Par ce discours, le chef de l’État a également tenté de renforcer la pression sur Israël pour mettre un terme à la guerre dévastatrice dans la bande de Gaza, lancée après les attaques terroristes du 7-Octobre.

Un discours à la « portée symbolique »

Ce discours d’Emmanuel Macron en rappelle un autre venu de France. C’était dans cette même enceinte onusienne, en 2003, lorsque Dominique de Villepin, alors ministre des Affaires étrangères, avait prononcé son plaidoyer exprimant l’opposition de la France à intervenir au Moyen-Orient.

Deux discours à l’ONU à mettre en parallèle ? « Pas vraiment, estime l’historien Jean Garrigues, président de la commission internationale d’histoire des assemblées.

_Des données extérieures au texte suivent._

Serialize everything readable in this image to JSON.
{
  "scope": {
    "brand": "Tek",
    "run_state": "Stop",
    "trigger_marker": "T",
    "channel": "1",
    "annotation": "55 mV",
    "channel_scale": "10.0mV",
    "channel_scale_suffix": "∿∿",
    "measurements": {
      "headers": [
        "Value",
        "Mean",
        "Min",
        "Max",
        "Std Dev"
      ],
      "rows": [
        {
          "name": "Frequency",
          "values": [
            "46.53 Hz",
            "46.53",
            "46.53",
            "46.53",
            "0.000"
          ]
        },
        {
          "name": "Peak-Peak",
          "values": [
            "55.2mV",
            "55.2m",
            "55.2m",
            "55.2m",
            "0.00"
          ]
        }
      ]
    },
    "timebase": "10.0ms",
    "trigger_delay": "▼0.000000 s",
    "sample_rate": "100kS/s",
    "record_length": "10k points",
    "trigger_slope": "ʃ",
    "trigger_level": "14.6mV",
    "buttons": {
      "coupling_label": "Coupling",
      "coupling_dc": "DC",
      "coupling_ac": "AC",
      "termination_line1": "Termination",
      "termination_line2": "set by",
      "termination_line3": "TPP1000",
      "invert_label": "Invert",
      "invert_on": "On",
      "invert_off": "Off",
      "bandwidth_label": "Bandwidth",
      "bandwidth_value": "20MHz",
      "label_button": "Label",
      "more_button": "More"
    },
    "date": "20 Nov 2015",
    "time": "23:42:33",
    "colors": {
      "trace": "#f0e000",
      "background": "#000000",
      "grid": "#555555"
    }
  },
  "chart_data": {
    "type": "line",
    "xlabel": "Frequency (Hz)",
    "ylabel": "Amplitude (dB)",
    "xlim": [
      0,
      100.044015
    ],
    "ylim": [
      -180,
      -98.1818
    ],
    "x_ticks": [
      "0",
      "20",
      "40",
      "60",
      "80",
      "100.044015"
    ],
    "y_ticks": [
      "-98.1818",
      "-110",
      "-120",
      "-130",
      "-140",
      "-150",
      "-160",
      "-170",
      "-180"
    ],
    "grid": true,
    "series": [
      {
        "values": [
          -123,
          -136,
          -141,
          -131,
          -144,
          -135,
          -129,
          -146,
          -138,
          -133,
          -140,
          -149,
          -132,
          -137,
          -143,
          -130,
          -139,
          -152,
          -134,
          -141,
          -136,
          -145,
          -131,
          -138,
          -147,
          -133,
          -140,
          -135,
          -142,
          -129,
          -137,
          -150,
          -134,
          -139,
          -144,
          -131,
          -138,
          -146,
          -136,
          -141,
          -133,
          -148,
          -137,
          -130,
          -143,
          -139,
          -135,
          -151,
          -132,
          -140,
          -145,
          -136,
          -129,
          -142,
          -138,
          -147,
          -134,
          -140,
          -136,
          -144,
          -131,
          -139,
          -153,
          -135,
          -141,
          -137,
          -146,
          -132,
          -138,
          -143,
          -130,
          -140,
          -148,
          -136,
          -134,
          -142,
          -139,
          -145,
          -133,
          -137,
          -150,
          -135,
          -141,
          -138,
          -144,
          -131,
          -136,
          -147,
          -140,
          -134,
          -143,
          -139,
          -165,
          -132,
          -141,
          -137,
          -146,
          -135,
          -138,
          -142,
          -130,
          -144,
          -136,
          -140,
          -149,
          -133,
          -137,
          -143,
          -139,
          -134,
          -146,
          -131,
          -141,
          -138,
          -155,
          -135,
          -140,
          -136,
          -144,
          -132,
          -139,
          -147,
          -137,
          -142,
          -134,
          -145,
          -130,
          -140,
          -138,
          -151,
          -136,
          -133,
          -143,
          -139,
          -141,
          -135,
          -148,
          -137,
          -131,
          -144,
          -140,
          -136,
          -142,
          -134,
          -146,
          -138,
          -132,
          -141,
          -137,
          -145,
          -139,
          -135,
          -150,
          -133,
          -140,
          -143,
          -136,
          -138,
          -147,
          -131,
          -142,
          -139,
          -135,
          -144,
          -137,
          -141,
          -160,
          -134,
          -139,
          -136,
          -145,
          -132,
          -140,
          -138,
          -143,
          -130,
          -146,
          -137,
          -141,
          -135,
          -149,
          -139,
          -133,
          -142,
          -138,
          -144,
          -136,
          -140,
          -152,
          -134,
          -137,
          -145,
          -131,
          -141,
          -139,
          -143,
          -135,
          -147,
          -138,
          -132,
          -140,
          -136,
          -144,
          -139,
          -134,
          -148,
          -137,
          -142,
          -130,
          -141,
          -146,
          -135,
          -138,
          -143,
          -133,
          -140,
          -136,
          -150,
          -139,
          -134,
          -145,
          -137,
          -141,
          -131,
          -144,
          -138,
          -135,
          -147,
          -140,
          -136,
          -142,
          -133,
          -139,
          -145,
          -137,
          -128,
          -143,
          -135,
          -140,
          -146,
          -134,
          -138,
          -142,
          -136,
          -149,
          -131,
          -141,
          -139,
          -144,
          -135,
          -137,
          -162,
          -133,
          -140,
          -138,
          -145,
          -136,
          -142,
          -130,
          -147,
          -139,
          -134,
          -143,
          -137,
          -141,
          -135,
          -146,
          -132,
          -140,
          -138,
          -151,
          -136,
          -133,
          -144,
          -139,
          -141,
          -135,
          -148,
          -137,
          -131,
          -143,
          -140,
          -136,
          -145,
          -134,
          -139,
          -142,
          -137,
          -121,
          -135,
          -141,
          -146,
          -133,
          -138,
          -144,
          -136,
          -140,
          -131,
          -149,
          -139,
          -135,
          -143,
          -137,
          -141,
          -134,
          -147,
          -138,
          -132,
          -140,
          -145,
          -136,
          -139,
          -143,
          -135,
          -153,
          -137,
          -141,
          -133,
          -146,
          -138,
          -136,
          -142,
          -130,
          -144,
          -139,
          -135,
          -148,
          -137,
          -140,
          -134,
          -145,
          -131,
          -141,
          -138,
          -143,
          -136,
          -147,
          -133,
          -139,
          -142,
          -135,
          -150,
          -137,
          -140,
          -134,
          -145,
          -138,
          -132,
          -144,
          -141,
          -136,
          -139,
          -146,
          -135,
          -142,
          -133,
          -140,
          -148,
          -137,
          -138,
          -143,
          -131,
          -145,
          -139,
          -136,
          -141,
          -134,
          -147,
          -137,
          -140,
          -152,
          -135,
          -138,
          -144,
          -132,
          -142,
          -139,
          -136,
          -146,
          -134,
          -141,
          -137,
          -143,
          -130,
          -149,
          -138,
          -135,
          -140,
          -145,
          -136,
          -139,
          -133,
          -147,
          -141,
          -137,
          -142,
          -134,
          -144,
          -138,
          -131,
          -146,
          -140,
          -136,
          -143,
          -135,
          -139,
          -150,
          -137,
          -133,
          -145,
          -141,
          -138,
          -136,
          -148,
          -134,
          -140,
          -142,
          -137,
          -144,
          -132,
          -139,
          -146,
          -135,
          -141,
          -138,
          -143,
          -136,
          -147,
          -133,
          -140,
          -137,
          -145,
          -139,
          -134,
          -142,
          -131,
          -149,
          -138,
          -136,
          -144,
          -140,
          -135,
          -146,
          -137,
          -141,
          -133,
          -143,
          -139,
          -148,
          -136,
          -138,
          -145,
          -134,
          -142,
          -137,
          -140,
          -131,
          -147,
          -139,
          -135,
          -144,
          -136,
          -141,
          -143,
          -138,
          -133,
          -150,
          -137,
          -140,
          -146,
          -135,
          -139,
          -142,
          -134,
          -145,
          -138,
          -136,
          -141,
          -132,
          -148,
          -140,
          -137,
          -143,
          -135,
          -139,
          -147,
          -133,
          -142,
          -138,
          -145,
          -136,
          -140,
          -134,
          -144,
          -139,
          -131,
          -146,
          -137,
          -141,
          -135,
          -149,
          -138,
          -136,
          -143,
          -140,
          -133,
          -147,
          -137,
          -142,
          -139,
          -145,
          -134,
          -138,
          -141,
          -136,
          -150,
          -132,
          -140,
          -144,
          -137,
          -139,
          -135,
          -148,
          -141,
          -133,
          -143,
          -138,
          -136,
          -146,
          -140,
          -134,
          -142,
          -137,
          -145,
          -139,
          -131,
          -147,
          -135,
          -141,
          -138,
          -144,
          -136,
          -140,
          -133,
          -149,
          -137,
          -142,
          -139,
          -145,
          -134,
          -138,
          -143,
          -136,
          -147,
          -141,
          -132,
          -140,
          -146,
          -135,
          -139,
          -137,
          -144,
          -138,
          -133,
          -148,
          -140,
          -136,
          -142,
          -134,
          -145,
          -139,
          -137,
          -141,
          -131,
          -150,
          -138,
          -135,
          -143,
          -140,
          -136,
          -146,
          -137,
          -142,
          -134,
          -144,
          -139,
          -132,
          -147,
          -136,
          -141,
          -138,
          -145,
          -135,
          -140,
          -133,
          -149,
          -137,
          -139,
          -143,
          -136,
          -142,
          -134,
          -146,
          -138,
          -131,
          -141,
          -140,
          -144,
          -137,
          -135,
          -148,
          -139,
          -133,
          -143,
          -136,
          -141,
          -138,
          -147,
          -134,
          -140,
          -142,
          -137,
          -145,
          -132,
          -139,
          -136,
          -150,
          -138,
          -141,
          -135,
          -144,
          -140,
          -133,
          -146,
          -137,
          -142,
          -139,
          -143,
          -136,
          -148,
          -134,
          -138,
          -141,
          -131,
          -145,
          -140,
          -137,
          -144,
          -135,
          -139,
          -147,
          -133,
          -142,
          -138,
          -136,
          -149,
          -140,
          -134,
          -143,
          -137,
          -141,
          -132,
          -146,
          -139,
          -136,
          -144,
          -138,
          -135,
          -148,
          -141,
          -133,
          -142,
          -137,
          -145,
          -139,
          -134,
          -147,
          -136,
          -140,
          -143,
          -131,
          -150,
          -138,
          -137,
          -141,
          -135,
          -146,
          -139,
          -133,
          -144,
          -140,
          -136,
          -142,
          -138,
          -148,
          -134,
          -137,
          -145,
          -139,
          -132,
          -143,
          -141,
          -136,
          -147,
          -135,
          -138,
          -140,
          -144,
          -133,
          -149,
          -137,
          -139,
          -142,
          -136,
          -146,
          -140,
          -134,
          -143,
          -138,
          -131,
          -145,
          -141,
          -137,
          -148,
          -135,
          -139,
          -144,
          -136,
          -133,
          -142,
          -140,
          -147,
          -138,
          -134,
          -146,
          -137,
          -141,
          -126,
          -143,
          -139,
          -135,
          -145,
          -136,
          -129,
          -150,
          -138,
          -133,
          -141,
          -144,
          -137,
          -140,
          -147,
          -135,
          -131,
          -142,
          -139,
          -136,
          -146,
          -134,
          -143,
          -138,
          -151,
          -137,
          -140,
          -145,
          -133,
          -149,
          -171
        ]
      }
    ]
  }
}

La déclaration d’Emmanuel Macron a une portée symbolique, diminuée par le fait que plus de 140 Etats ont déjà reconnu l’État de Palestine et que des grands pays comme Royaume-Uni, le Canada, l’Australie et le Portugal l’ont formellement reconnu dimanche », souligne-t-il. Le discours de Villepin devant le Conseil de sécurité de l’ONU, quant à lui, « actait une opposition de la France, présidée par Jacques Chirac, à une intervention en Irak ».

Des conséquences géopolitiques « restreintes »

« Les conséquences géopolitiques de cette reconnaissance française seront par ailleurs restreintes, ajoute l’historien. La Palestine n’est pas reconnue par les Nations unies, n’en étant pas membre. Et à sa demande d’adhésion à l’ONU sera mis un veto des Etats-Unis ». La requête d’adhésion d’un Etat aux Nations unies est en effet examinée par le Conseil de sécurité, et la totalité des cinq membres permanents – Chine, France, Etats-Unis, Russie et Royaume-Uni – doivent l’approuver.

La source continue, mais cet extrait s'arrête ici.